Thursday’s contest between South Carolina and North Carolina provided us with our first jersey oops. From SBNation:
Two things here. Obviously, the A is missing from the front of the jersey. However, in this game between the two Carolinas, if a viewer was colorblind would it be obvious enough to him or her that this kicker played for the southernmost team and not the one from Chapel Hill? A player indicating his team was Carolina doesn’t narrow which team it is in this game much.
“The big story at the SMU game was the whole whiteout thing they were supposed to do for the fifth straight year didn’t happen, because Nike didn’t get their jerseys ready in time. SMU wore red instead. What it resulted in was the SMU fans wearing all white in ‘support’ of Texas Tech, which wore all white.”
So Nike (presumably) dropped the ball and did not have game jerseys ready for SMU in time, therefore each team had to flip-flop home/road uniforms, and the crowd wore the same colors as the visiting team. Gotcha. Those Nike jerseys that weren’t ready to go by game time – is it because they were coming over from China on a boat? (No accusation, just a question.)
T-shirt launching guns are dangerous. An Arkansas marketing intern learned the hard way:
Arkansas says it won’t use a T-shirt launcher at War Memorial Stadium this weekend after a marketing intern was injured at last weekend’s game.
The school said Tuesday a pneumatic launcher was lying on the artificial turf when it discharged Saturday.
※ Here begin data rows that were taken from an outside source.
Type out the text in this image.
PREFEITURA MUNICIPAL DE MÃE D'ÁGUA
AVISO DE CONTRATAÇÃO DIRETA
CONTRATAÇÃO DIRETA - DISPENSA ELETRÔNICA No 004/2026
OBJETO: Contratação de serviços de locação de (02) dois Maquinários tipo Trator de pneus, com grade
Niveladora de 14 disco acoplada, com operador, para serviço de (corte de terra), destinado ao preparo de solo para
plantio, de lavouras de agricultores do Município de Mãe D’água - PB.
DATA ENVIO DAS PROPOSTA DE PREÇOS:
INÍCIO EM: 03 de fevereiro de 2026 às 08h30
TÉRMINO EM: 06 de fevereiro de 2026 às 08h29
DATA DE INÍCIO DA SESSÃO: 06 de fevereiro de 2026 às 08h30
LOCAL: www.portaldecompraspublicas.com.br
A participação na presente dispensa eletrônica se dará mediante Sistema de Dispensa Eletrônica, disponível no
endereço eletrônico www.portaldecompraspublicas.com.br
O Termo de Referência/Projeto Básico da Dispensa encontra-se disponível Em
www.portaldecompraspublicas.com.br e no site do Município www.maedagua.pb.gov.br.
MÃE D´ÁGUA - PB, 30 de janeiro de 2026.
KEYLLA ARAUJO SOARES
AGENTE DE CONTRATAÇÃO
An intern was treated at a hospital and released.
A powerful air-driven gun inadvertently went off – instead of simply saying it won’t be used, has anyone reviewed why it happened in the first place?
Production quality auditing failures strike again – this time, in the hands of the end customer:
Notre Dame fans at Saturday’s football game against Temple quenched their thirst for victory when their team won 28-6 with beverages served in souvenir cups hilariously mislabeled “Figthing Irish.”
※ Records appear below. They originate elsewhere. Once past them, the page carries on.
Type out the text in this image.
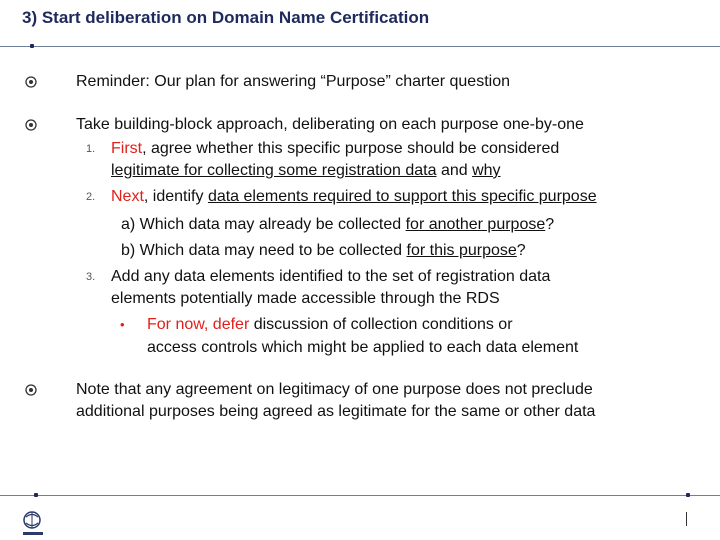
3) Start deliberation on Domain Name Certification
Reminder: Our plan for answering “Purpose” charter question
Take building-block approach, deliberating on each purpose one-by-one
1. First, agree whether this specific purpose should be considered
legitimate for collecting some registration data and why
2. Next, identify data elements required to support this specific purpose
a) Which data may already be collected for another purpose?
b) Which data may need to be collected for this purpose?
3. Add any data elements identified to the set of registration data
elements potentially made accessible through the RDS
• For now, defer discussion of collection conditions or
access controls which might be applied to each data element
Note that any agreement on legitimacy of one purpose does not preclude
additional purposes being agreed as legitimate for the same or other data
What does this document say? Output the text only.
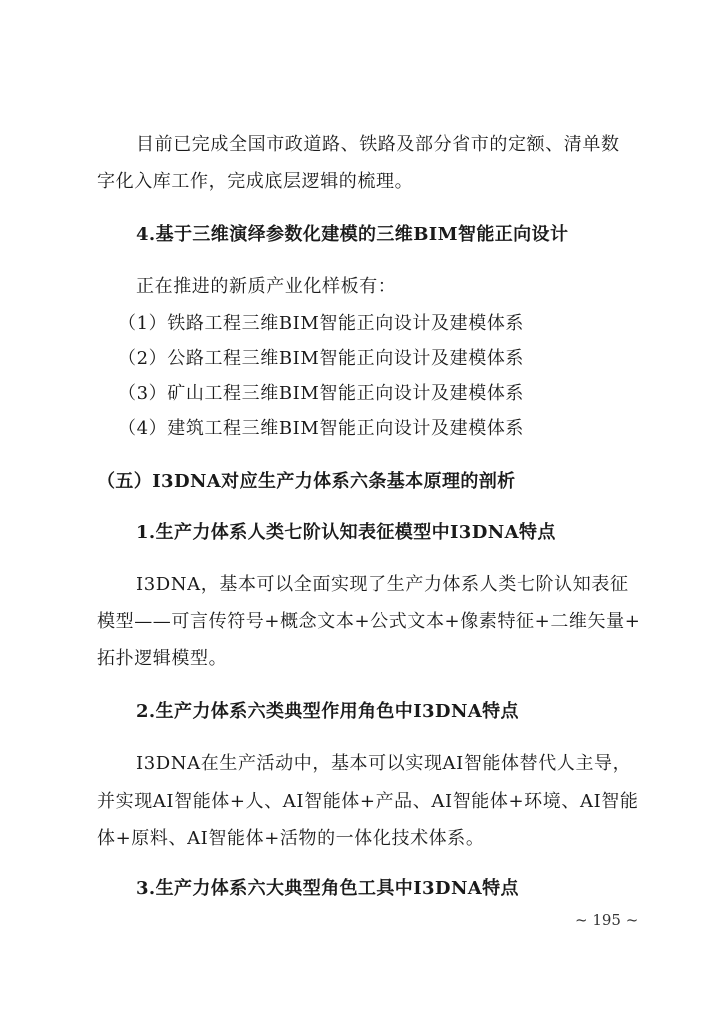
目前已完成全国市政道路、铁路及部分省市的定额、清单数
字化入库工作，完成底层逻辑的梳理。
4.基于三维演绎参数化建模的三维BIM智能正向设计
正在推进的新质产业化样板有：
（1）铁路工程三维BIM智能正向设计及建模体系
（2）公路工程三维BIM智能正向设计及建模体系
（3）矿山工程三维BIM智能正向设计及建模体系
（4）建筑工程三维BIM智能正向设计及建模体系
（五）I3DNA对应生产力体系六条基本原理的剖析
1.生产力体系人类七阶认知表征模型中I3DNA特点
I3DNA，基本可以全面实现了生产力体系人类七阶认知表征
模型——可言传符号+概念文本+公式文本+像素特征+二维矢量+
拓扑逻辑模型。
2.生产力体系六类典型作用角色中I3DNA特点
I3DNA在生产活动中，基本可以实现AI智能体替代人主导，
并实现AI智能体+人、AI智能体+产品、AI智能体+环境、AI智能
体+原料、AI智能体+活物的一体化技术体系。
3.生产力体系六大典型角色工具中I3DNA特点
~ 195 ~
Here’s to hoping the Notre Dame student body turns “Fig Thing” into a joke slogan for the season (and replaces Crazy Train in the fan consciousness).
In all seriousness, consider how many different checks and reviews this product had to go through in order to hit the customer’s hands.
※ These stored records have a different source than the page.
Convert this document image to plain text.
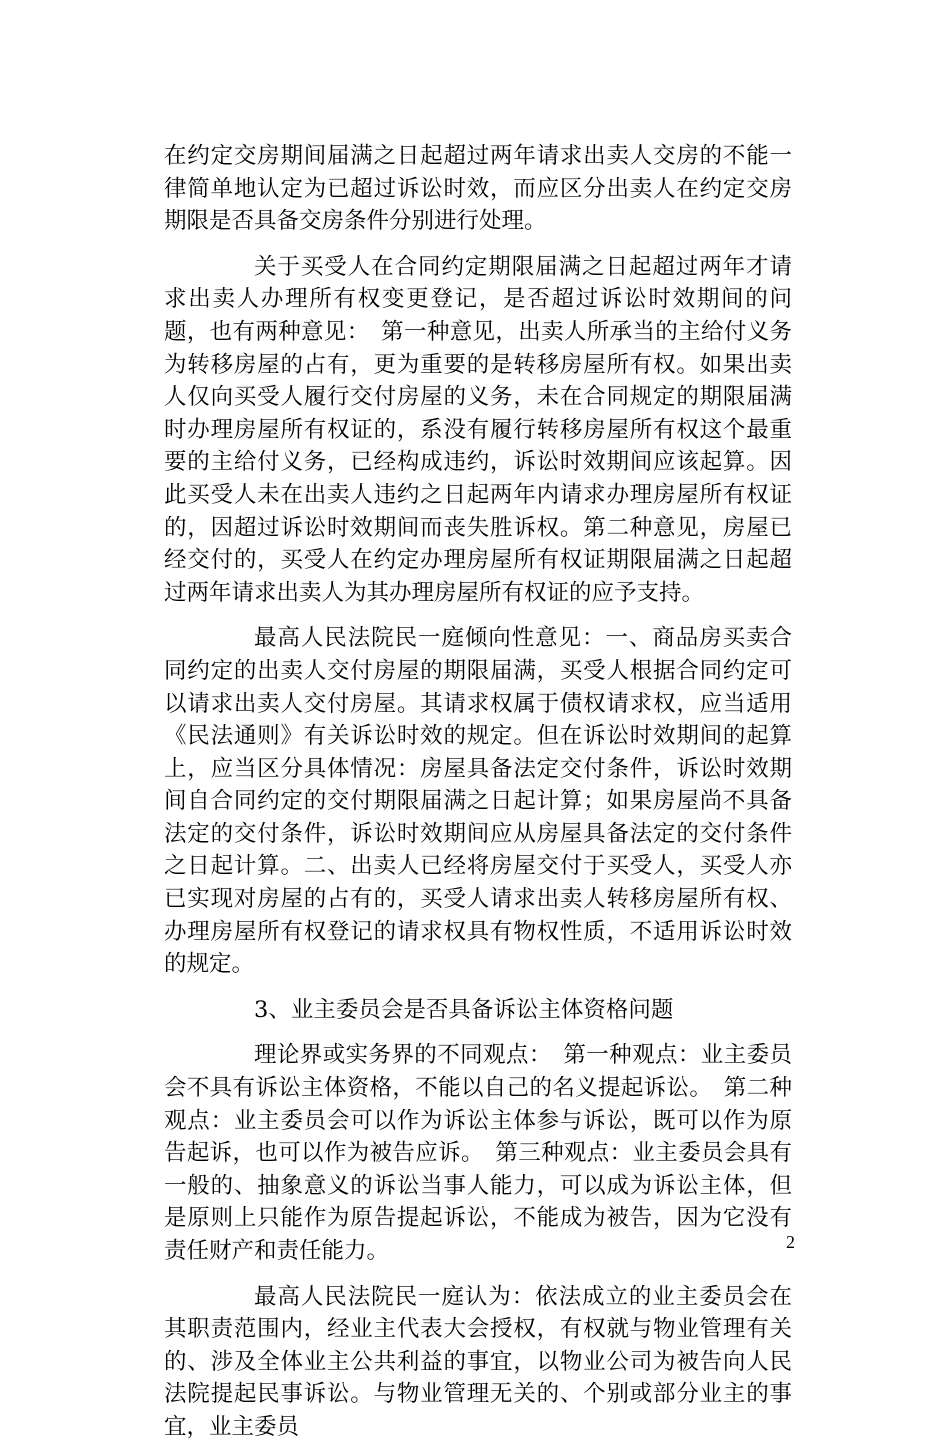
在约定交房期间届满之日起超过两年请求出卖人交房的不能一律简单地认定为已超过诉讼时效，而应区分出卖人在约定交房期限是否具备交房条件分别进行处理。

关于买受人在合同约定期限届满之日起超过两年才请求出卖人办理所有权变更登记，是否超过诉讼时效期间的问题，也有两种意见：　第一种意见，出卖人所承当的主给付义务为转移房屋的占有，更为重要的是转移房屋所有权。如果出卖人仅向买受人履行交付房屋的义务，未在合同规定的期限届满时办理房屋所有权证的，系没有履行转移房屋所有权这个最重要的主给付义务，已经构成违约，诉讼时效期间应该起算。因此买受人未在出卖人违约之日起两年内请求办理房屋所有权证的，因超过诉讼时效期间而丧失胜诉权。第二种意见，房屋已经交付的，买受人在约定办理房屋所有权证期限届满之日起超过两年请求出卖人为其办理房屋所有权证的应予支持。

最高人民法院民一庭倾向性意见：一、商品房买卖合同约定的出卖人交付房屋的期限届满，买受人根据合同约定可以请求出卖人交付房屋。其请求权属于债权请求权，应当适用《民法通则》有关诉讼时效的规定。但在诉讼时效期间的起算上，应当区分具体情况：房屋具备法定交付条件，诉讼时效期间自合同约定的交付期限届满之日起计算；如果房屋尚不具备法定的交付条件，诉讼时效期间应从房屋具备法定的交付条件之日起计算。二、出卖人已经将房屋交付于买受人，买受人亦已实现对房屋的占有的，买受人请求出卖人转移房屋所有权、办理房屋所有权登记的请求权具有物权性质，不适用诉讼时效的规定。

3、业主委员会是否具备诉讼主体资格问题

理论界或实务界的不同观点：　第一种观点：业主委员会不具有诉讼主体资格，不能以自己的名义提起诉讼。　第二种观点：业主委员会可以作为诉讼主体参与诉讼，既可以作为原告起诉，也可以作为被告应诉。　第三种观点：业主委员会具有一般的、抽象意义的诉讼当事人能力，可以成为诉讼主体，但是原则上只能作为原告提起诉讼，不能成为被告，因为它没有责任财产和责任能力。

最高人民法院民一庭认为：依法成立的业主委员会在其职责范围内，经业主代表大会授权，有权就与物业管理有关的、涉及全体业主公共利益的事宜，以物业公司为被告向人民法院提起民事诉讼。与物业管理无关的、个别或部分业主的事宜，业主委员

2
First a graphic designer created the layout with the incorrect spelling.
Next, a printer produced the colored cup labels with the incorrect spelling.
After that, the cup assembler affixed these labels to the cups and did not catch the incorrect spelling before placing cups into the boxes.
After THAT, stadium concessionaires pulling the cups out of the boxes did not catch the incorrect spelling as they set out stock by the drink dispensers.
And only then did the error get streamed into the national consciousness via social media as fans with camera phones posted images of the cup defect to Facebook, Twitter, Instagram, and so on and so forth.
You might not be able to put a price on being mocked in the media…but the proliferation of this teeny tiny singular error that could have been prevented is quite comical.
And finally, a story that continues to mesmerize the college football world:
Earlier, (Johnny) Manziel walked down the field while rubbing his thumb and forefingers together, a gesture that usually means “money.” He also gestured that way after big plays last season.
Then, after a short run, Manziel got to his feet while jawing with Rice linebacker Nick Elder and mimed signing an autograph while shaking his head.
His offseason antics and potential NCAA violation by signing autographs for money put himself and his team under NCAA investigation. And now his on-field antics drew a penalty that could have cost his team dearly.
Penalties are results from defects in performance. Penalties should be avoided, and teams that can successfully complete their tasks while minimizing penalties have a strong chance of winning their games. Penalties do occur, however, and sometimes they are because of lack of training or inability to keep up with an opponent or they are simply accidental.
However, Johnny Football’s cause for penalty was not only carelessness but also complete disregard to sportsmanlike conduct. This is the equivalent of completely ignoring work instructions and following a process a completely different way that creates lower quality.
Sure, his error came against a lower-talent team like Rice and his error did not cost his team the game. But what if his carelessness happened against a superior team like Alabama? What if his immaturity cost his team field position that eventually cost his team the game?